[erlang-questions] unicode in string literals

Tue Jul 31 09:33:26 CEST 2012

On 31/07/2012, at 7:05 PM, Joe Armstrong wrote:

> Is "encoding(...)"  a good idea?
> 
> There are four reasonable alternatives
> 
>    a) - all files are Latin1

No good for people who need to write (comments, strings, quoted
atoms) in a language not limited to a Western European script.

>    b) - all files are UTF8

No good for people who are perfectly happy with Latin 1 (me!)
and who need the occasional character outside ASCII (like, oh,
some people in Sweden maybe?)  But could be tolerable.

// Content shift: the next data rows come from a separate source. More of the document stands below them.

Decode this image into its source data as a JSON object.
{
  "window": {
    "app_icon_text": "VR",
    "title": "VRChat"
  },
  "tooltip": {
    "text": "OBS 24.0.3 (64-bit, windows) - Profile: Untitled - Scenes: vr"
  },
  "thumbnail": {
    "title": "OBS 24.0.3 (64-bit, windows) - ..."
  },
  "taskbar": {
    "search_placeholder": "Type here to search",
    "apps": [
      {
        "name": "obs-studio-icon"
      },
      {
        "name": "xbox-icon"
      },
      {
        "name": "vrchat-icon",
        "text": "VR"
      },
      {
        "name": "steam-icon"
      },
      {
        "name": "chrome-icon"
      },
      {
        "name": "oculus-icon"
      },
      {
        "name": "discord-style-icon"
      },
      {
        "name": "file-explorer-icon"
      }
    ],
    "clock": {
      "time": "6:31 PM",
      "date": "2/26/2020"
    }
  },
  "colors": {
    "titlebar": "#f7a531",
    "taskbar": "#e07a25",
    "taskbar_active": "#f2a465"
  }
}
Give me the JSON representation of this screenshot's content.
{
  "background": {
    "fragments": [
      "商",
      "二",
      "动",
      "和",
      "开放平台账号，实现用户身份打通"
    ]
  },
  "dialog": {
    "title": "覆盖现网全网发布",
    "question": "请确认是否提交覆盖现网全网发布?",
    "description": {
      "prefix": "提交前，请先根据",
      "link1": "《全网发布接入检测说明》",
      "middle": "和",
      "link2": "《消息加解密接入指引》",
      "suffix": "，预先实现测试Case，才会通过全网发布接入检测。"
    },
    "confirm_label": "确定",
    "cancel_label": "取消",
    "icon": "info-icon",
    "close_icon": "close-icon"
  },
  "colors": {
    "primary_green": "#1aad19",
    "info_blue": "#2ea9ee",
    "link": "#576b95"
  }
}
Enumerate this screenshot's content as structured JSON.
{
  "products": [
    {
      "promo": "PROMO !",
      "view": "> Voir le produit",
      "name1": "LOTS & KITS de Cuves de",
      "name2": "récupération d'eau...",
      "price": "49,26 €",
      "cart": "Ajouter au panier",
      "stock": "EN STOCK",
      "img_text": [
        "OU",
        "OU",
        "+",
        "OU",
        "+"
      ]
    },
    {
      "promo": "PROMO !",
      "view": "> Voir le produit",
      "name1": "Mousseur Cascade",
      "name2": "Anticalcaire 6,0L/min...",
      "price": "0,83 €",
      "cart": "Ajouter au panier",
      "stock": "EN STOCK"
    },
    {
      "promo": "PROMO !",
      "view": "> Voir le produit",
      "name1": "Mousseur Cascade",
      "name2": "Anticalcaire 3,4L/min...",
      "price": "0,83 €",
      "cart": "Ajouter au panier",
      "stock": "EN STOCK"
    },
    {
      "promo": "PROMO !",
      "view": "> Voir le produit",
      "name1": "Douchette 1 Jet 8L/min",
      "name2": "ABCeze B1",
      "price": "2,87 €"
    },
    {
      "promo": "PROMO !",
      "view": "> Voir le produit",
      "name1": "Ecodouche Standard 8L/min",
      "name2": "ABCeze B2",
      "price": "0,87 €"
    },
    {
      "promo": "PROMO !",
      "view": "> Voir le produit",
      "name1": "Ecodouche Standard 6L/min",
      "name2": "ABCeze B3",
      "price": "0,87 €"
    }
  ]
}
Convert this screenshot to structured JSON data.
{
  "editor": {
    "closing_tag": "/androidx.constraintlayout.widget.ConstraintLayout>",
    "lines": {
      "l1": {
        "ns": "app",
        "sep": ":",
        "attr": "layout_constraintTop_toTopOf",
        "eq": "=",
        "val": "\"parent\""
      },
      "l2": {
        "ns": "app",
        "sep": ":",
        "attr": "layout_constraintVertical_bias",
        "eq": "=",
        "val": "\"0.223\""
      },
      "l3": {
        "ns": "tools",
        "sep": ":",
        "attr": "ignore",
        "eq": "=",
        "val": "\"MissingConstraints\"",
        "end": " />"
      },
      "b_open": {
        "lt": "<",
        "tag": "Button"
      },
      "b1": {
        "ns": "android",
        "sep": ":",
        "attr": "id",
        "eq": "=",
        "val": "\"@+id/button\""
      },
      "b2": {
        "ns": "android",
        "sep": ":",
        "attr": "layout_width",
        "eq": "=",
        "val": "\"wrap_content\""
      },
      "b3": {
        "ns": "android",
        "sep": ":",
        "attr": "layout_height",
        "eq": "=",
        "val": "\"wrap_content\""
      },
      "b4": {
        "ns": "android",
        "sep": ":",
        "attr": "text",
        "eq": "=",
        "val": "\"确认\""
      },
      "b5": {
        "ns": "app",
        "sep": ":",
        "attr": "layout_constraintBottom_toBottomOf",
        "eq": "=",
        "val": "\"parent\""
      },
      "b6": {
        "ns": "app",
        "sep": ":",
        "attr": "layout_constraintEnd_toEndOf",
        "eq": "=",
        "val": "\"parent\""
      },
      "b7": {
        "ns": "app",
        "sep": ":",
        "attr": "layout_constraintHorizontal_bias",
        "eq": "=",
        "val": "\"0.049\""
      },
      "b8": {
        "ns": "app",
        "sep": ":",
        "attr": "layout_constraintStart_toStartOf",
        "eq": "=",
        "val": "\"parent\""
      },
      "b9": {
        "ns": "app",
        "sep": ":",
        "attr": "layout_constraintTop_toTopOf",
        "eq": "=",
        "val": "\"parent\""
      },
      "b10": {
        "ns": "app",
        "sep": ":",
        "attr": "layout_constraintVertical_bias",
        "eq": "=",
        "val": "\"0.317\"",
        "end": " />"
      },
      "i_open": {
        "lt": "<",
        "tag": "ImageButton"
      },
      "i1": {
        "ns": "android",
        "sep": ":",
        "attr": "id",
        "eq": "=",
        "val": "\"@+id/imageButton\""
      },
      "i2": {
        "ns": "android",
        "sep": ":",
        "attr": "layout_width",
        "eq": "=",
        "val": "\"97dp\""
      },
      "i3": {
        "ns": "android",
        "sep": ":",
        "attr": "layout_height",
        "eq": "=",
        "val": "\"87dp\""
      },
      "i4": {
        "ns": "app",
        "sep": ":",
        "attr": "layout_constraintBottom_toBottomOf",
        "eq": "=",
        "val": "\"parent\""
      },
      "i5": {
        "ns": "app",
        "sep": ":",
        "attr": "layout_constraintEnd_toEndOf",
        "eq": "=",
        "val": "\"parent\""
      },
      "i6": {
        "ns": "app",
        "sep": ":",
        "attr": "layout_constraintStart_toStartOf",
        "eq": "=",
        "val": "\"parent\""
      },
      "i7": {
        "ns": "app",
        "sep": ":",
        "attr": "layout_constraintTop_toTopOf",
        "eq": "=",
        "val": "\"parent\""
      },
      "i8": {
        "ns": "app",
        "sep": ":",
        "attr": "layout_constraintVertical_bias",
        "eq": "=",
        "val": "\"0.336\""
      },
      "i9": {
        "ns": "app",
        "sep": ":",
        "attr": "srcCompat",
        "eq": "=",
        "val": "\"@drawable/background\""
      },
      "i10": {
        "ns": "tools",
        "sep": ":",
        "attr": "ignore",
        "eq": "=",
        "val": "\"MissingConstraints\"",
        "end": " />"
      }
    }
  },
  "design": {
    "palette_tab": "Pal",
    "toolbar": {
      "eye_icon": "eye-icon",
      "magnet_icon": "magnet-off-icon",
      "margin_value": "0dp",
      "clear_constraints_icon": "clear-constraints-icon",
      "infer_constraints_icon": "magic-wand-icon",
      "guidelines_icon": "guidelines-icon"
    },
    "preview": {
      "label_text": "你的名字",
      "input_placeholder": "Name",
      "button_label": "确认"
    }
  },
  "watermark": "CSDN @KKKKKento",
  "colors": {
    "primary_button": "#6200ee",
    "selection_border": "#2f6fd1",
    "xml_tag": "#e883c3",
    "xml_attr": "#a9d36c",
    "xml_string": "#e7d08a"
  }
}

>    c) - all files are Latin1 or UTF8 and you guess

Guessing is always a bad idea.

>    d) - all files are Latin1 or UTF8 or anything else and you tell

It works for XML.  :- encoding(...) works for SWI Prolog:

	:- encoding(+Encoding)
	This directive can appear anywhere in a source file
	to define how characters are encoded in the remainder
	of the file.  It can be used in files that are encoded
	with a superset of ASCII, currently UTF-8 and Latin-1.
	See also section 2.18.1.

A smart editor like Emacs can be taught to recognise
[:]- ?encoding([']Encoding[']).
at the top of a file just as easily as it can recognise its
own mode-lines.